KOZA Yayın Dağıtım AŞ’den bir ilk daha… Mart 2011 tarihiyle yazın dünyamıza yeni bir konuk daha geldi. Bir bakıma hepimizin de konuğu bu. Çünkü eser, Mustafa Kemal’in Romanı adını taşıyor.
Bu, sadece yenilmez bir lider ile ona inanmış bir ulusun akıllara durgunluk veren öyküsü değil, Mustafa Kemal'i, Mustafa Kemal yapan, başka bir deyişle onu kuşağından farklı ve özel yapan nitelikler, taa çocukluk günlerine inilerek neden-sonuç bağıntısıyla anlatılıyor.
Selahattin Arslan, “En önemli eserim.” Dediği Mustafa Kemal’in Romanı’nı altı yılda tamamladı. Yazar, romanın iki ciltlik ve 936 sayfalık içeriğiyle insan Mustafa Kemal’in yaşamaya pek zaman ayıramadığı çocukluğunu, gençliğini, kırk yaş öncesini ve sonrasını unutulmaz ince, yanık bir Rumeli türküsü gibi okuyucunun yüreğine, belleğine bırakıyor. Her yaştan okuyucuya, yakın tarihimizi kolayca ve zevkle okumanın yolunu açıyor.
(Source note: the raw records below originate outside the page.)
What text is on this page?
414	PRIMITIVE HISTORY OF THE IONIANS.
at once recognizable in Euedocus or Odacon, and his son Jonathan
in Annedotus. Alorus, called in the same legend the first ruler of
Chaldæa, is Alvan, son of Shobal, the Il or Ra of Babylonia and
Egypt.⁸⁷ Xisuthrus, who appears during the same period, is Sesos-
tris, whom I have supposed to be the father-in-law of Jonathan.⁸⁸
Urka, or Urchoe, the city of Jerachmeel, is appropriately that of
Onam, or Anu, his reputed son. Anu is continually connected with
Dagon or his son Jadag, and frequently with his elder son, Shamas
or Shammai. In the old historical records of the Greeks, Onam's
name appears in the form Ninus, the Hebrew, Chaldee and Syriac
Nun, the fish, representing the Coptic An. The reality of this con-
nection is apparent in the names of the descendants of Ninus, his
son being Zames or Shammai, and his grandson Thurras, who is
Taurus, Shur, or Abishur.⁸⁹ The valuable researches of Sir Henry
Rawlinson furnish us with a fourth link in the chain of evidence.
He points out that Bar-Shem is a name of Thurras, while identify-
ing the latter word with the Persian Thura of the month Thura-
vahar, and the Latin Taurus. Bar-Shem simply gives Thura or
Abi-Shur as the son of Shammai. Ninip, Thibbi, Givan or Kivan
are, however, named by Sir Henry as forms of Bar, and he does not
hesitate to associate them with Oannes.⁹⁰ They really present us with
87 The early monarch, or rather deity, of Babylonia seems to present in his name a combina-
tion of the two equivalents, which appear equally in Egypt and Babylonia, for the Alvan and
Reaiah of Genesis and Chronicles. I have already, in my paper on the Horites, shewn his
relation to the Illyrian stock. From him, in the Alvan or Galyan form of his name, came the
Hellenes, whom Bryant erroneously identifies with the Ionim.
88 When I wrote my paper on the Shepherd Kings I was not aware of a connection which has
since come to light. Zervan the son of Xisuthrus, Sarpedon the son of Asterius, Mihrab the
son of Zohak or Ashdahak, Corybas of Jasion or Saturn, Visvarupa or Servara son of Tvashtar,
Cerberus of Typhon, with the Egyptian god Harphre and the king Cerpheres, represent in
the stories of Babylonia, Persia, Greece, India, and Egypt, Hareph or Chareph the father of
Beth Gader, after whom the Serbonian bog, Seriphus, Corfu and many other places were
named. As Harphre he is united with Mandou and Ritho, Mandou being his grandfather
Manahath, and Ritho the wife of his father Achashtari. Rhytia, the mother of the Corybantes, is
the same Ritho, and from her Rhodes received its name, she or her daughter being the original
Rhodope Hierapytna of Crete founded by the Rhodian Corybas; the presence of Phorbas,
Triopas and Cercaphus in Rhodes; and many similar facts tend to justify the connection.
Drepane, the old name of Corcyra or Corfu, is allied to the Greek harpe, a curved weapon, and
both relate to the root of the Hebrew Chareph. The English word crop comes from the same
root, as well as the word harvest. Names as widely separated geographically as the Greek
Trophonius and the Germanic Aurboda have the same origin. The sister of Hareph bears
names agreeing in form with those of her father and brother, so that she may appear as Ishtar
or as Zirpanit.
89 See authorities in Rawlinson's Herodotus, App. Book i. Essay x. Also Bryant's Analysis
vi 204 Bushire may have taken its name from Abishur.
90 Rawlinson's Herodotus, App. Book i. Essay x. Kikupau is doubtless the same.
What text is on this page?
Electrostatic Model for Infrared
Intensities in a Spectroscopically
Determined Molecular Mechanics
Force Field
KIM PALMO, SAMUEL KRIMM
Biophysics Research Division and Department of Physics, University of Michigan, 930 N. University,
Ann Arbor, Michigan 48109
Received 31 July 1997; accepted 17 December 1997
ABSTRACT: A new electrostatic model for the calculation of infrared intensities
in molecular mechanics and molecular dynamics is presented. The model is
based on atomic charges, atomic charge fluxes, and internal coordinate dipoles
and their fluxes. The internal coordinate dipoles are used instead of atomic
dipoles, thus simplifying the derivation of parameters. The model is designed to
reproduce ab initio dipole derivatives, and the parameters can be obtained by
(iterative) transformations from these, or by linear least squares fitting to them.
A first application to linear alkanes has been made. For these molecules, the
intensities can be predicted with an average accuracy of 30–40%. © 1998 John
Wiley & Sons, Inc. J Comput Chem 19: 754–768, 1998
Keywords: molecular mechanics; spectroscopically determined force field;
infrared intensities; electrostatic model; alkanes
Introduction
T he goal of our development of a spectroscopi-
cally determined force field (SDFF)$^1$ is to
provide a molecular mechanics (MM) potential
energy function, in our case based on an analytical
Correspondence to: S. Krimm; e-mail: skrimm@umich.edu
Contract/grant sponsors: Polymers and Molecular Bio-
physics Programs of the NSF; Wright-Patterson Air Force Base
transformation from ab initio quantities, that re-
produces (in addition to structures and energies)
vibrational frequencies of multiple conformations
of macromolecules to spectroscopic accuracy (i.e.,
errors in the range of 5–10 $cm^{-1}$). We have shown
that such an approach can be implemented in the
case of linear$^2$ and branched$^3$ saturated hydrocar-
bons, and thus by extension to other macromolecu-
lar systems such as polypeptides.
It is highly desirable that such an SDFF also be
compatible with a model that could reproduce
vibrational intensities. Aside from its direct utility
Romanı okuyunca bir büyük insana sadece kahraman yönüyle bakmanın ders kitaplarının işi olduğunu anlıyorsunuz. Bir ulusun kahramanı olmaya giden yolun nelerin, ne emeklerin, ne birikimlerin, ne heyecanların ve uğraşların doğal bir sonucu olduğunu öyküleştirmekse romanın işi diyorsunuz.
Romanda, Mustafa Kemal’in yaşamına yorumsuz bir ayna tutulmuş. Ancak bu ayna, o denli ustaca tutulmuş ki çok çetin bir portrenin ilk bakışlarda asla görülemeyecek derinliklerini de yansıtmış okuyucuya. Öyle ki kendinizi 1881’de başlayan 57 yıllık sürecin içinde buluyorsunuz. Artık olayların içinde siz de varsınız.
Bir romanda alışılmışın dışına çıkmak ve bunu yaparken de belgelerin içinde kalmak kolay değil. Oysa Kurtuluş Savaşı’nı yaşayan ve yapan komutanların anılarına, notlarına, günlüklerine inilerek ilk ağızdan, ilginç yorumlar sunuluyor bu yapıtta.
Aynı heyecanı ve coşkuyu romanın anlatımında da görebilirsiniz.